This study was a case control design involving the linkage of data extracted from the Newfoundland and Labrador Diabetes Database (NLDD) with the Live Birth System (LBS). The NLDD is maintained by the Janeway Pediatric Research Unit at the Janeway Child Health Care Centre (JCHCC) in St. John's, NL. The JCHCC is the only tertiary care pediatric hospital in the province. The NLDD includes data for the majority of cases of T1DM diagnosed in NL from 1987 to present. Children are included in the database as part of a prospective provincial study on the epidemiology of T1DM in NL. They have a confirmed diagnosis of T1DM according to Canadian Diabetes Association (CDA) criteria [
3]. The LBS is maintained by the Newfoundland and Labrador Centre for Health Information (NLCHI). Data for this system are acquired from Live Birth Notification forms that are completed in all provincial health care facilities. The forms are provided to NLCHI by the Vital Statistics Division, Service NL, and contain clinical and demographic data for all births (resident and nonresident) in the province. The system currently contains data on all births from 1992 to 2011.
Patient records were individually linked across datasets. Cases included children born in NL from 1992 onwards which have been diagnosed with T1DM before 15 years of age. Children with type 2 diabetes, maturity-onset diabetes of youth, transient hyperglycemia, and diabetes caused by chemotherapy or cystic fibrosis are excluded from the NLDD and thus were not included in the study. Children born prior to 1992 were not included in the study because there are no electronic birth notification data available before this date.

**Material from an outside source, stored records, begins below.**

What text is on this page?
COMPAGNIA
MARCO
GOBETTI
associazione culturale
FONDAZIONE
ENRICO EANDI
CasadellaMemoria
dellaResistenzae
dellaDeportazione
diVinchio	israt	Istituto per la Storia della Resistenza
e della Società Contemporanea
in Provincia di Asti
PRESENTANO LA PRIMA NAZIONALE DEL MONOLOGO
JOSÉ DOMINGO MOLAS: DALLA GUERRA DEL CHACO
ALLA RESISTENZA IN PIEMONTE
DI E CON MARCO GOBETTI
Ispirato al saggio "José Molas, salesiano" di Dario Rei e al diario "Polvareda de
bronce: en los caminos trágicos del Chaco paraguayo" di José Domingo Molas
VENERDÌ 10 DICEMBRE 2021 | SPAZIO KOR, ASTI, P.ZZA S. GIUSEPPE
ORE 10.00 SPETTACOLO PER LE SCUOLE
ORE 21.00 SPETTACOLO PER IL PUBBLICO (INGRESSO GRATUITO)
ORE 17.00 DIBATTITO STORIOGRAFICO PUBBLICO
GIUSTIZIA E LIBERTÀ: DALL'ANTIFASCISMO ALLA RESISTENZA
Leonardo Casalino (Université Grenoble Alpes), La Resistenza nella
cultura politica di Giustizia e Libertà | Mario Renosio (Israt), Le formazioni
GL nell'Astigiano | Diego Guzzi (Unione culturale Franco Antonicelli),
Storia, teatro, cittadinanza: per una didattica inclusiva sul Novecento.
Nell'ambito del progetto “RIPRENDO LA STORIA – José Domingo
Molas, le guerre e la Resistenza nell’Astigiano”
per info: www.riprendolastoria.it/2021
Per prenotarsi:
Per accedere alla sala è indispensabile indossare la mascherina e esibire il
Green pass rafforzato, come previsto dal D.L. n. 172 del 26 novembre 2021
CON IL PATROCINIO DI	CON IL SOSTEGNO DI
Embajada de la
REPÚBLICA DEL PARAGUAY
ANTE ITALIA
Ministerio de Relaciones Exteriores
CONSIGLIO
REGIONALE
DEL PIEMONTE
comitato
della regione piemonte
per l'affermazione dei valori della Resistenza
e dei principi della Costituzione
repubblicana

A unique identifier, such as the provincial health insurance plan number, was not available for all children in the NLDD. As a result case subjects were linked to the LBS using child's date of birth and mother's maiden name. Where available, child's name was used to verify the linkage. Of the 301 cases in the NLDD, 23 were excluded because they were born out of province. Of the remaining 278, 6 were excluded as duplicate records. Linkage was possible for all but six children resulting in a total of 266 cases included in the study. Three control subjects (
N = 798) were selected for each case matched on year of birth, sex, and health authority of mother's residence at time of delivery. Power analysis was performed to determine whether this sample size would be sufficient to detect statistical significant associations between T1DM and the risk factors of interest. The power analysis was conducted considering an overall rate of birth by C-section in NL as 30.9% [
4], in order to achieve a power of 80% with a desired odds ratio of 1.5. Using the method described by Kelsey et al. [
5] the power analysis confirmed that a sample size of 266 cases and 798 controls is sufficient to detect statistically significant relationships between T1DM and delivery by C-section.
Cases and controls were grouped into two gestational age categories: preterm and term/postterm. Birth weight in grams was used to classify cases and controls as high birth weight (>4,000 grams) or not (≤4,000 grams). Cases and controls were also classified as small/appropriate-for-gestational-age or large-for-gestational-age using the method described by Kramer et al. [
6]. Method of delivery was categorized as vaginal or C-section. Cases and controls were grouped according to parity or birth order as either 1 and 2 or more. Mother's age in years was classified as ≤34 years or >34 years. Mothers were also classified by their T1DM status and hypertension status. Mother's marital status was categorized as married, single, separated, widowed, or divorced. Mother's education level was classified into three categories: not graduated high school, graduated high school, and education beyond high school.
Descriptive statistics were generated to describe the distribution of cases and controls. Demographic and clinical factors of mothers, including age, marital status, education, place of residence, parity (number of live born children delivered), and complications of pregnancy, were included. Cases and controls were analyzed by sex, place of residence, age of onset, length of gestation, type of delivery, birth weight, size for gestational age, and birth order.
Chi-square tests were used to predict diabetes status on the basis of the independent variables. Conditional multiple logistic regression was used to assess the relationship between T1DM risk and the variables of interest. Two conditional logistic regression models were employed. The first model contained birth weight, gestational age, parity, delivery method, mother's marital status, mother's education level, mother's age, maternal hypertension, and mother's T1DM status. The second model incorporated all variables in the first model with the exception of birth weight and gestational age which were replaced with size-for-gestational-age. Birth weight and gestational age were not included in the same model as size-for-gestational-age as they are components of this variable.
The Statistical Package for the Social Sciences (SPSS) 17.0 was used to generate descriptive statistics and chi-squares. SAS 9.2 was used to conduct the conditional multivariate logistic regressions.
This study received approvals from the Human Investigation Committee of Memorial University, from each of the hospital boards and the Secondary Uses Committee of the Newfoundland and Labrador Centre for Health Information (NLCHI) prior to commencement.